Abstract Vitreoretinal Symposium Frankfurt / Main 2001
3rd session:
DIABETES, VEIN OCCLUSION AND UVEITIS

VITRECTOMY IN SEVERE MACULAR EDEMA

Johann Roider (Regensburg)


Treatment of cystoid or severe macula edema is difficult. Vitrectomy is a novel approach in treatment of macular edema.

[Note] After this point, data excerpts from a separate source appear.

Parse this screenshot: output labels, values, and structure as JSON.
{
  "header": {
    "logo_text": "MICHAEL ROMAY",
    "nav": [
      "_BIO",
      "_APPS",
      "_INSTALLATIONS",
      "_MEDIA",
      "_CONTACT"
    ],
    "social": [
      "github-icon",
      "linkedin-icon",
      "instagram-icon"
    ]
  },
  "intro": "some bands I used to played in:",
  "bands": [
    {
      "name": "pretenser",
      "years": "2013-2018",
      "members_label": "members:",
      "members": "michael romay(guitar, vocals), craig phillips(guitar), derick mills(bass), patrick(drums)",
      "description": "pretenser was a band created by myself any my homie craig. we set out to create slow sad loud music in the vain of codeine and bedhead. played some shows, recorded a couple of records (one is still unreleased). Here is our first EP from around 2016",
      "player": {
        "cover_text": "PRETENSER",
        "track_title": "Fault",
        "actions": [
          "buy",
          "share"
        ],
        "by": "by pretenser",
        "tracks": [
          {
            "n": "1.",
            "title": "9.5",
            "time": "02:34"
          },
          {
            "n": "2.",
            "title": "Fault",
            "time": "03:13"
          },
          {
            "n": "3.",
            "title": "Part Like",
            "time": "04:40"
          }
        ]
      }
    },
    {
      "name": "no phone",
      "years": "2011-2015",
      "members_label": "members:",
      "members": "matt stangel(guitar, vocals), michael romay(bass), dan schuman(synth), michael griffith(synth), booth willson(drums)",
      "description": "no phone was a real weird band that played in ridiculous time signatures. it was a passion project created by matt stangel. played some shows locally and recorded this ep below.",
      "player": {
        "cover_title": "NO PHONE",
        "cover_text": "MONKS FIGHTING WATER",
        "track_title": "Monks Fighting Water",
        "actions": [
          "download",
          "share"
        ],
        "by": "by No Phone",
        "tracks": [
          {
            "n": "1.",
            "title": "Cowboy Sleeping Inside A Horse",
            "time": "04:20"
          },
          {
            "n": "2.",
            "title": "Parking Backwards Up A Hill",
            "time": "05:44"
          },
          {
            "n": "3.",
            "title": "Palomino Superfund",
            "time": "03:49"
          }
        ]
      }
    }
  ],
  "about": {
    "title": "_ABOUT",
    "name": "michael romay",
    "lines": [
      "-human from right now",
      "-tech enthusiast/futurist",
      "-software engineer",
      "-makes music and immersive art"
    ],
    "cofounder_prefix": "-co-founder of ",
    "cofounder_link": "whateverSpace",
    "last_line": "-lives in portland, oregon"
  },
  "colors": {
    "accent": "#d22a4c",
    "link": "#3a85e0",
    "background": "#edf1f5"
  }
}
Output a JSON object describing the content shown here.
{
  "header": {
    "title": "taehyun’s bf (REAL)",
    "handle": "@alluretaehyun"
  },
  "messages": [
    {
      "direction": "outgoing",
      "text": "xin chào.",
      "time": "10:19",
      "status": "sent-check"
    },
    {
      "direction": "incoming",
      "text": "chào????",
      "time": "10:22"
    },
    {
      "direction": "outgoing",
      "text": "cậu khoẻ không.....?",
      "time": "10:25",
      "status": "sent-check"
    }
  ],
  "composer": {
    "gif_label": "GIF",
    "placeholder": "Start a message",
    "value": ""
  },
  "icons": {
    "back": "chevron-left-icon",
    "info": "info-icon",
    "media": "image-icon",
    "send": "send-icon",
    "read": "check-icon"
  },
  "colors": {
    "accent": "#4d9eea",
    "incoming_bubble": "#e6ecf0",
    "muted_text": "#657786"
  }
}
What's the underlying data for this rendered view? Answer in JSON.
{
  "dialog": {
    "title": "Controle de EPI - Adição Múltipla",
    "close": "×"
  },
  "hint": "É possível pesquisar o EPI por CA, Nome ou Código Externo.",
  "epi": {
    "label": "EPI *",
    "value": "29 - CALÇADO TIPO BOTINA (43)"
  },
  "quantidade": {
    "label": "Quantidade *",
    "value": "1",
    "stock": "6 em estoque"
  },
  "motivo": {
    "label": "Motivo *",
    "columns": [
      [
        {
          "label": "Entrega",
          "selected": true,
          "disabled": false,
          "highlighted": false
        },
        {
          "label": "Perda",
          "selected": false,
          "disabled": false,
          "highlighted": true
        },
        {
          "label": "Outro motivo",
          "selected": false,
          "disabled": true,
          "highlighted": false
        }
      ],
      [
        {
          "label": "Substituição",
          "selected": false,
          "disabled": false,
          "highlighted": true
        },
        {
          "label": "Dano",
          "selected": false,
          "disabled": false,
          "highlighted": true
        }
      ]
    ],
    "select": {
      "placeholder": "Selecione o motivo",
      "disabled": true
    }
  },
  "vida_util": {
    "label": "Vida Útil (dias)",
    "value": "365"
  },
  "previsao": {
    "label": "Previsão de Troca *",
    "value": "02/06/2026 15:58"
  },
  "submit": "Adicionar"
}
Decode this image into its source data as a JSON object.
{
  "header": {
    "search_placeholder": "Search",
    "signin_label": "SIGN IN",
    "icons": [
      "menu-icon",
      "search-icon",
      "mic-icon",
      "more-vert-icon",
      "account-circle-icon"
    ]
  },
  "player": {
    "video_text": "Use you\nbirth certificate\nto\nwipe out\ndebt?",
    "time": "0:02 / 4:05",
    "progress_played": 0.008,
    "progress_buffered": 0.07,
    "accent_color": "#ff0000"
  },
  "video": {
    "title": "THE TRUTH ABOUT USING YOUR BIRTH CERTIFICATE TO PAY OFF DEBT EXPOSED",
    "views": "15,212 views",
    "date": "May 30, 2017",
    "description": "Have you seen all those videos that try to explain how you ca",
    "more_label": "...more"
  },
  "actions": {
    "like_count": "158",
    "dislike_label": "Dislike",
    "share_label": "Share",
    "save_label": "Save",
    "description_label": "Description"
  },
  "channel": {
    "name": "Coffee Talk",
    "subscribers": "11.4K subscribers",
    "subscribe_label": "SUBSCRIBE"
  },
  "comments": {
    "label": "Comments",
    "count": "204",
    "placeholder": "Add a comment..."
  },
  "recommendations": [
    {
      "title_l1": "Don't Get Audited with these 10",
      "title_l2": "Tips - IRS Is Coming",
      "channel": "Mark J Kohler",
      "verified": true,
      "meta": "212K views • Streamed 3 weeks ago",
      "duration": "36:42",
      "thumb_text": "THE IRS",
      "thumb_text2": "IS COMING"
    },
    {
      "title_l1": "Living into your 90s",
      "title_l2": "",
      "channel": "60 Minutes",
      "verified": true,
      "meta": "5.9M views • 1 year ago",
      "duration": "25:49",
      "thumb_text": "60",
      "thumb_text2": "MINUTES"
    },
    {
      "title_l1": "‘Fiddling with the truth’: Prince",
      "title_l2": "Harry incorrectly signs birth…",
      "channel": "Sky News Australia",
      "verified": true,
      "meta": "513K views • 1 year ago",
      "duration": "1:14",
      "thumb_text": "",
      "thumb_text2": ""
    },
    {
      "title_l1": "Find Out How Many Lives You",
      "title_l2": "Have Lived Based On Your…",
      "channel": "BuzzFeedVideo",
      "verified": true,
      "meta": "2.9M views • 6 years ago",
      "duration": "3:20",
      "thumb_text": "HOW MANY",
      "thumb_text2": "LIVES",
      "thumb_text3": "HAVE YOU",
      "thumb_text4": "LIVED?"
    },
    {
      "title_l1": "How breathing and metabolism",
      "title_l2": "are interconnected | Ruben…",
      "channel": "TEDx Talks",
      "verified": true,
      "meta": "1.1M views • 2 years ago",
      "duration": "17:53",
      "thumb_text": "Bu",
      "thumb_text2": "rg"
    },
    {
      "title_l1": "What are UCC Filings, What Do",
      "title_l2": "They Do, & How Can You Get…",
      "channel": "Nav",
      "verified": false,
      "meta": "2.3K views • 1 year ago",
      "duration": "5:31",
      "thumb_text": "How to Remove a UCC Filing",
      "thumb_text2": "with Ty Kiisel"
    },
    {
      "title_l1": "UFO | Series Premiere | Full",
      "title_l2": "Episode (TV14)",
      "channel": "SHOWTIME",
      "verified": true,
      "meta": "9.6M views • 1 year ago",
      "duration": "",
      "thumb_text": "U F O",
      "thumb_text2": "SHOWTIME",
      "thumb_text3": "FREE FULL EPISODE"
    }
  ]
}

Patient and methods: Between 1998 - 2001 thirty patients with severe macular edema had been treated by vitrectomy. 22 patients had cystoid edema, as shown by fluorescein angiography. Average age was 63,8 ± 12,8 years. Reasons for macular edema were as follows: diabetes n=11, uveitis n =5, Irvine-Gass syndrome n=5 and miscancellous n=9. Follow-up period was: > 3 months: n=20, < 3 months: n=10. The average visual acuity was 0,25 ± 0,13. In all cases fluorescein angiography was performed pre- and post surgery in 7 cases OCT was performed before and after surgery. Histology of the inner limiting membrane (ILM) had been performed in selected cases.

Results: In all cases a posterior vitreous detachment was performed. In 17/30 cases ILM peeling was done, in 10 cases an epiretinal membrane was removed, in 2 cases both were removed and in 1 case no peeling was performed. Complications were as follows: detachment of the retina 1/30 (after 6 weeks), ruptured cyst 1/30, anterior ischemic ophthalmopathia 1/30. Visual acuity (> 3months) was better in 13/20, unchanged in 3/20 and worse in 4/20. The average visual acuity was 0,32 ± 0,18. In 13/20 cases edema was less and in 2/20 more. OCT findings were in correlation with the angiographic findings. Electronmicroscopy of the ILM confirmed the typical findings of a basal membrane with no collagen varying in thickness between 1,5 to 3 µm.

Conclusion: Vitrectomy in severe macula edema seems useful.